The performance of complex query statements is highly dependent on the database memory parameters. The database memory parameters include the control parameter for logical memory management and the parameter that determines whether execution operators are spilled to disks.

Parameter for Logical Memory Management

max_process_memory is a parameter used for logical memory management. It specifies the maximum available memory on each DN.

Use the following formula to calculate the available memory for job execution:

max_process_memory – Shared memory (including shared_buffers) – cstore_buffers

Therefore, the available memory for job execution depends on shared_buffers and cstore_buffers.

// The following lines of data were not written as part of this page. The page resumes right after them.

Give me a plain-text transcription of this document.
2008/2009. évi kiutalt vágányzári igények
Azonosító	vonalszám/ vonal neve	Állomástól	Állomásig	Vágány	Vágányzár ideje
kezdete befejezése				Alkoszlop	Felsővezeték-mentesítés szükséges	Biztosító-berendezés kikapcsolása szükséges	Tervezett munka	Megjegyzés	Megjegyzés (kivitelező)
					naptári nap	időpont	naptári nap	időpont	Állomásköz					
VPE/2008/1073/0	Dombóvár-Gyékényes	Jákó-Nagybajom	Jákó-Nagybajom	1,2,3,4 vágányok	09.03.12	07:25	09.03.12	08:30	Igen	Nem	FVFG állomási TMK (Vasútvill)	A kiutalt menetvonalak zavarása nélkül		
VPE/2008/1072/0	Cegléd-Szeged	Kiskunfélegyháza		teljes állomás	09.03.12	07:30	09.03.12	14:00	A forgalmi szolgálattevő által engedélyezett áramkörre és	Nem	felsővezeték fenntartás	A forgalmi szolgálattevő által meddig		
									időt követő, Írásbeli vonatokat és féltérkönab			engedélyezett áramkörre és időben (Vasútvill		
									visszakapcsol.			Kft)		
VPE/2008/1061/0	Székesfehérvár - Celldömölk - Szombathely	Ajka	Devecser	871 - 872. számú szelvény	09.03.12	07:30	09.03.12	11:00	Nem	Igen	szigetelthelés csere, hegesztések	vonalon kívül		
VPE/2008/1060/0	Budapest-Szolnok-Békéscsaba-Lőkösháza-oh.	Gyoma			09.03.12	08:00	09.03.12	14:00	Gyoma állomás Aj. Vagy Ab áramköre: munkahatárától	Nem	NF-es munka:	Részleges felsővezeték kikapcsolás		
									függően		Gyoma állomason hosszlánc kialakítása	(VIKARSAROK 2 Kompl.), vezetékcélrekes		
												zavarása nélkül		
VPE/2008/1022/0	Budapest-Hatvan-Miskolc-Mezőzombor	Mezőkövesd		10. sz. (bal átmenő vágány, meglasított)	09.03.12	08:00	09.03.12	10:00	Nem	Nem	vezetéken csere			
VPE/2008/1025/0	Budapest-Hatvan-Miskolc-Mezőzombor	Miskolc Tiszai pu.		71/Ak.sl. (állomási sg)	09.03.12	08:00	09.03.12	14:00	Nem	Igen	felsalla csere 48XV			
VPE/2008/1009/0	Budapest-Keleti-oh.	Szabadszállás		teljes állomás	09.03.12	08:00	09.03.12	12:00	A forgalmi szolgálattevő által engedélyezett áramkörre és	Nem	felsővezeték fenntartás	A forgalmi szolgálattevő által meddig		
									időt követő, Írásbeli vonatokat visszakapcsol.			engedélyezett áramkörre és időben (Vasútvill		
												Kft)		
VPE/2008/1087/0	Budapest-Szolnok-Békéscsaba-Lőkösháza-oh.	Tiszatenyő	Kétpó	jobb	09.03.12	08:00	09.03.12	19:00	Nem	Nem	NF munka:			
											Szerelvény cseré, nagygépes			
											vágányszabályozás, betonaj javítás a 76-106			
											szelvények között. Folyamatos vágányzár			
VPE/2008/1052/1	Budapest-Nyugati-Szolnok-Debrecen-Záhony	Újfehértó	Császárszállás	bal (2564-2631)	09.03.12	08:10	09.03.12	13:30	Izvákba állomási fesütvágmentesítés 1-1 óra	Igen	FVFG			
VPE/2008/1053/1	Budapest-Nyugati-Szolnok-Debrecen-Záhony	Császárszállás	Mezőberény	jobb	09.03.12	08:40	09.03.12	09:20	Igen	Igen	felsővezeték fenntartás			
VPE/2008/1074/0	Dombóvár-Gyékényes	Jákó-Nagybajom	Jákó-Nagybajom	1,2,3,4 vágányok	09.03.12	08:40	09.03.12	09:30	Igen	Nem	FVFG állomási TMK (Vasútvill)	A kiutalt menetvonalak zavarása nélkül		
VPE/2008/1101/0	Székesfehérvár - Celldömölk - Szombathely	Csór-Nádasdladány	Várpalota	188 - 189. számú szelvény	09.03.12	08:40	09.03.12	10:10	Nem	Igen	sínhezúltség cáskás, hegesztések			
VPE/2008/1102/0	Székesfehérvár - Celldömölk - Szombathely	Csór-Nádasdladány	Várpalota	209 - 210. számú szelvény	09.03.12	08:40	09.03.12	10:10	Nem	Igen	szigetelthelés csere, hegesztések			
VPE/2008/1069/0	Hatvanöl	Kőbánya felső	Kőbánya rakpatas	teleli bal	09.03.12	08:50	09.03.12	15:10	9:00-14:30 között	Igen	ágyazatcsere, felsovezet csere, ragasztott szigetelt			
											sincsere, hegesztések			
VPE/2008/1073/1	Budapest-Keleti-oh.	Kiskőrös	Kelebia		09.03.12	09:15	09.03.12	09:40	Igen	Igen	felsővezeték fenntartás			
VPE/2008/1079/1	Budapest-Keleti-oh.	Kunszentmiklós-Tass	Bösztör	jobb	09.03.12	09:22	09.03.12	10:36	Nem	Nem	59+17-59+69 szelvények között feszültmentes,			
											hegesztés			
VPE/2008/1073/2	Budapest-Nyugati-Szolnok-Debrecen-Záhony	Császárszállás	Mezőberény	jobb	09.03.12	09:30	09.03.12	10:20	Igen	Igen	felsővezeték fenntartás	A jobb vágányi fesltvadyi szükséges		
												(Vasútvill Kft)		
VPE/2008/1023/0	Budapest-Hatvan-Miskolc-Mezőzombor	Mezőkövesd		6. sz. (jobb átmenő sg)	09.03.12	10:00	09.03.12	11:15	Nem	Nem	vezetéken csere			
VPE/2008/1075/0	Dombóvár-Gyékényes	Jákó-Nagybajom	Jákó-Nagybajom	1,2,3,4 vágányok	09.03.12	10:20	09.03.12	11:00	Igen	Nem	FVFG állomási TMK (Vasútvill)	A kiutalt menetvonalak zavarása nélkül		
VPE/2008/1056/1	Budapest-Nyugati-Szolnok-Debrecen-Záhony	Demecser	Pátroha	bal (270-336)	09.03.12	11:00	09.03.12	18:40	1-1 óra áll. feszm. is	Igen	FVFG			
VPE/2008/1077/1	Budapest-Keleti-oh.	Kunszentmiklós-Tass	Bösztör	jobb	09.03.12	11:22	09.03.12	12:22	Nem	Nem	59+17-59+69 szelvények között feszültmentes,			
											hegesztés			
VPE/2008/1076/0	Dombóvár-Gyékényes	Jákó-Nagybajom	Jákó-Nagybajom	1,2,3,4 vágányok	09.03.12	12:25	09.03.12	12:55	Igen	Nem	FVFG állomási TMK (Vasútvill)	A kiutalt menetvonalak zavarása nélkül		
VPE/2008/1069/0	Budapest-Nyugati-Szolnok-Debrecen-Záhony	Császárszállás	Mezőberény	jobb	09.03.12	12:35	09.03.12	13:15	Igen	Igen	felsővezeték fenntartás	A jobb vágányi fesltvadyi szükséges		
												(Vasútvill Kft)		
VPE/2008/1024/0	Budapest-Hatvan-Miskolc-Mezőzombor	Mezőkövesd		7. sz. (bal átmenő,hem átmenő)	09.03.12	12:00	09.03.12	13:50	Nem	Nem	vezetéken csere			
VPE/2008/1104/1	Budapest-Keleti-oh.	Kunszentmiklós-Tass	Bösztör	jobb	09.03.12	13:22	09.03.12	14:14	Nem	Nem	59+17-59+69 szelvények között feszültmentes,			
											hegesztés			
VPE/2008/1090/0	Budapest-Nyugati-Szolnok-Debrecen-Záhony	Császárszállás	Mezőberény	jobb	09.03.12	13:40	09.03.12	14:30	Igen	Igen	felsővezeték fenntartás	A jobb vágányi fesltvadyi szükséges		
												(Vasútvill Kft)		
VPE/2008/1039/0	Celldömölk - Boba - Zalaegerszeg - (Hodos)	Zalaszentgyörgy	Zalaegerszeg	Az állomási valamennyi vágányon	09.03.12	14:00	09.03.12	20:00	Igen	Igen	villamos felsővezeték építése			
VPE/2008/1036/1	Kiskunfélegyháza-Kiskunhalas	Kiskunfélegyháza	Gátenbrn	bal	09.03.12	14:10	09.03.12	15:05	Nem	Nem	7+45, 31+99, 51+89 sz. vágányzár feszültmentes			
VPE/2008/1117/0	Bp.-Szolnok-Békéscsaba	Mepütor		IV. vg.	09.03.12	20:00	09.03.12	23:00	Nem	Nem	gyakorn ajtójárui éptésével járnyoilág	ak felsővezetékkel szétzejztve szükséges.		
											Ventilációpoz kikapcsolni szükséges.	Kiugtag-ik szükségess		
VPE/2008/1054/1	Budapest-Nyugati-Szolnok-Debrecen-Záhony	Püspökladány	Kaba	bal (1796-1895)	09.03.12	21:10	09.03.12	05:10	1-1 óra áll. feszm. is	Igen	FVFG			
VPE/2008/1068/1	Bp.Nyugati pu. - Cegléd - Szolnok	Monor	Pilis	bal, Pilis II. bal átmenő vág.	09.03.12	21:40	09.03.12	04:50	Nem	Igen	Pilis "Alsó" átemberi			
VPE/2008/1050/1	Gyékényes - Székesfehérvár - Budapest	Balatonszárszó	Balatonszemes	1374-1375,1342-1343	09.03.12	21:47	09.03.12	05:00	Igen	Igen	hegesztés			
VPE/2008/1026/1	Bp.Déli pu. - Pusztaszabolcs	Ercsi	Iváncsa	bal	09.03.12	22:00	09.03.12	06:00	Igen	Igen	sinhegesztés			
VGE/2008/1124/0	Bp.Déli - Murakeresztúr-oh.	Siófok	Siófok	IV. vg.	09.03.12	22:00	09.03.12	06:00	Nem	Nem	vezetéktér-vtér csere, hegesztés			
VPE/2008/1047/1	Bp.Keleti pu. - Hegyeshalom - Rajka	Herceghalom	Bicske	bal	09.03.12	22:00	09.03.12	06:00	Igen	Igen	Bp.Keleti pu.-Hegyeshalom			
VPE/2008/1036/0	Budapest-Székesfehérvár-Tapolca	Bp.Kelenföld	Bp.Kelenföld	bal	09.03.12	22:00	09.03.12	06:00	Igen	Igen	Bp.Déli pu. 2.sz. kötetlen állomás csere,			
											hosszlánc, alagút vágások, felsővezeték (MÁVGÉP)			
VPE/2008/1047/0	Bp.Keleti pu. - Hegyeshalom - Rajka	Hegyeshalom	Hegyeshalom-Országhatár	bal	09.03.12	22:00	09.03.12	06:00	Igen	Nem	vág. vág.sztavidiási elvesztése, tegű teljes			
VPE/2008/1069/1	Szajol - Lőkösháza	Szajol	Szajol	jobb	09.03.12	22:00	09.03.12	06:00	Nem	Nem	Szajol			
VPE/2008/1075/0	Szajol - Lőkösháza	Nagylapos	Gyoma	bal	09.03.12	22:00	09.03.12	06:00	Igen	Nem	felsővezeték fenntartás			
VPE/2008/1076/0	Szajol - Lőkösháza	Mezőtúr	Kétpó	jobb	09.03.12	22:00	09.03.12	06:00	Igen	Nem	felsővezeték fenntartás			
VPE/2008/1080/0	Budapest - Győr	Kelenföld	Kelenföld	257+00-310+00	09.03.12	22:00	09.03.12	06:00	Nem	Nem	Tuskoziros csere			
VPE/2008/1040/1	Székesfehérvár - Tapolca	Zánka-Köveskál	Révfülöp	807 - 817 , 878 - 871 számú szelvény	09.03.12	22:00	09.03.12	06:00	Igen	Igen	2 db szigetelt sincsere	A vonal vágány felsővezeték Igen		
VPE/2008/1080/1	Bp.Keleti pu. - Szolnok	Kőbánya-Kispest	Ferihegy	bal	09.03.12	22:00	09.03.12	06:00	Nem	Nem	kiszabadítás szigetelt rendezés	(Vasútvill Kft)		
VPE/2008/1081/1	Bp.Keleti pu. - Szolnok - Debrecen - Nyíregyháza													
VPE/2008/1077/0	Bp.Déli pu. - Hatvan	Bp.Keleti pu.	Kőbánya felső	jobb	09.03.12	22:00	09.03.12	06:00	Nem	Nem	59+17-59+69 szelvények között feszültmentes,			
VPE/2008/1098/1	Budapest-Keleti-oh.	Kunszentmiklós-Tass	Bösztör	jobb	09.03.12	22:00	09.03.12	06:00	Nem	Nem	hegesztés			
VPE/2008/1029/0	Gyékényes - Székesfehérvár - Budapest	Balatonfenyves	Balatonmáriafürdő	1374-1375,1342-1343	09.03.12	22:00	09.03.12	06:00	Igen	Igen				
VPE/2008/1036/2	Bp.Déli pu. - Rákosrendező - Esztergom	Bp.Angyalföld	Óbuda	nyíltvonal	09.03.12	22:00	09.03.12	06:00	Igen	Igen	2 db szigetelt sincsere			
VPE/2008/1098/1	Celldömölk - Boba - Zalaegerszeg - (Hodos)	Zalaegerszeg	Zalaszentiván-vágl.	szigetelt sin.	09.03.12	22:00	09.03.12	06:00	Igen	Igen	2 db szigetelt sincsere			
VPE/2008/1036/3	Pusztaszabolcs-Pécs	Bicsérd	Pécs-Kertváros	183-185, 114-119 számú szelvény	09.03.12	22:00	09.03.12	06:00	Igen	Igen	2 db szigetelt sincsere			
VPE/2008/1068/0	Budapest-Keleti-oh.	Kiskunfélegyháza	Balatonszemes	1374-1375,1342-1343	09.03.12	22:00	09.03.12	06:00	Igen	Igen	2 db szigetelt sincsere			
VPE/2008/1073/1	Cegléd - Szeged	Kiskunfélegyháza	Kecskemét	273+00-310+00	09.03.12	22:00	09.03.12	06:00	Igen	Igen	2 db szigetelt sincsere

For HDFS tables, set these two parameters to a small value, such as 1 GB.

Logical memory management contains views that are used for displaying the used memory and peak information in each database block of a DN. You can connect to a DN and query information about the memory usage on that DN using pg_total_memory_detail. Alternatively, you can connect to a CN and query information about the memory usage on all the DNs using pgxc_total_memory_detail. (In a large cluster, much output information needs to be processed, and the query is slow.)

When the specified physical memory is insufficient, work_mem determines whether to write additional operator calculation data into temporary tables based on query characteristics and concurrency. This reduces performance by five to ten times and prolongs the query response time from seconds to minutes.

For non-concurrent complex serial queries, each query requires five to ten associated operations. Configure work_mem using the following formula: work_mem = 50% of the memory/10.
For non-concurrent simple serial queries, each query requires two to five associated operations. Configure work_mem using the following formula: work_mem = 50% of the memory/5.
For concurrent queries, configure work_mem using the following formula: work_mem = work_mem for serial queries/Number of concurrent SQL statements.

Parameter Determining Whether to Spill Execution Operators to Disks

work_mem is used to set the used memory threshold. Execution operators that can be spilled to disks will be spilled when the used memory exceeds the threshold. Such execution operators include Hash(VecHashJoin), Agg(VecAgg), Sort(VecSort), Material(VecMaterial), SetOp(VecSetOp), and WindowAgg(VecWindowAgg). They can be vectorized or non-vectorized. This parameter ensures concurrent throughput and the performance of a single query job. Therefore, you need to optimize the parameter based on the output of Explain Performance.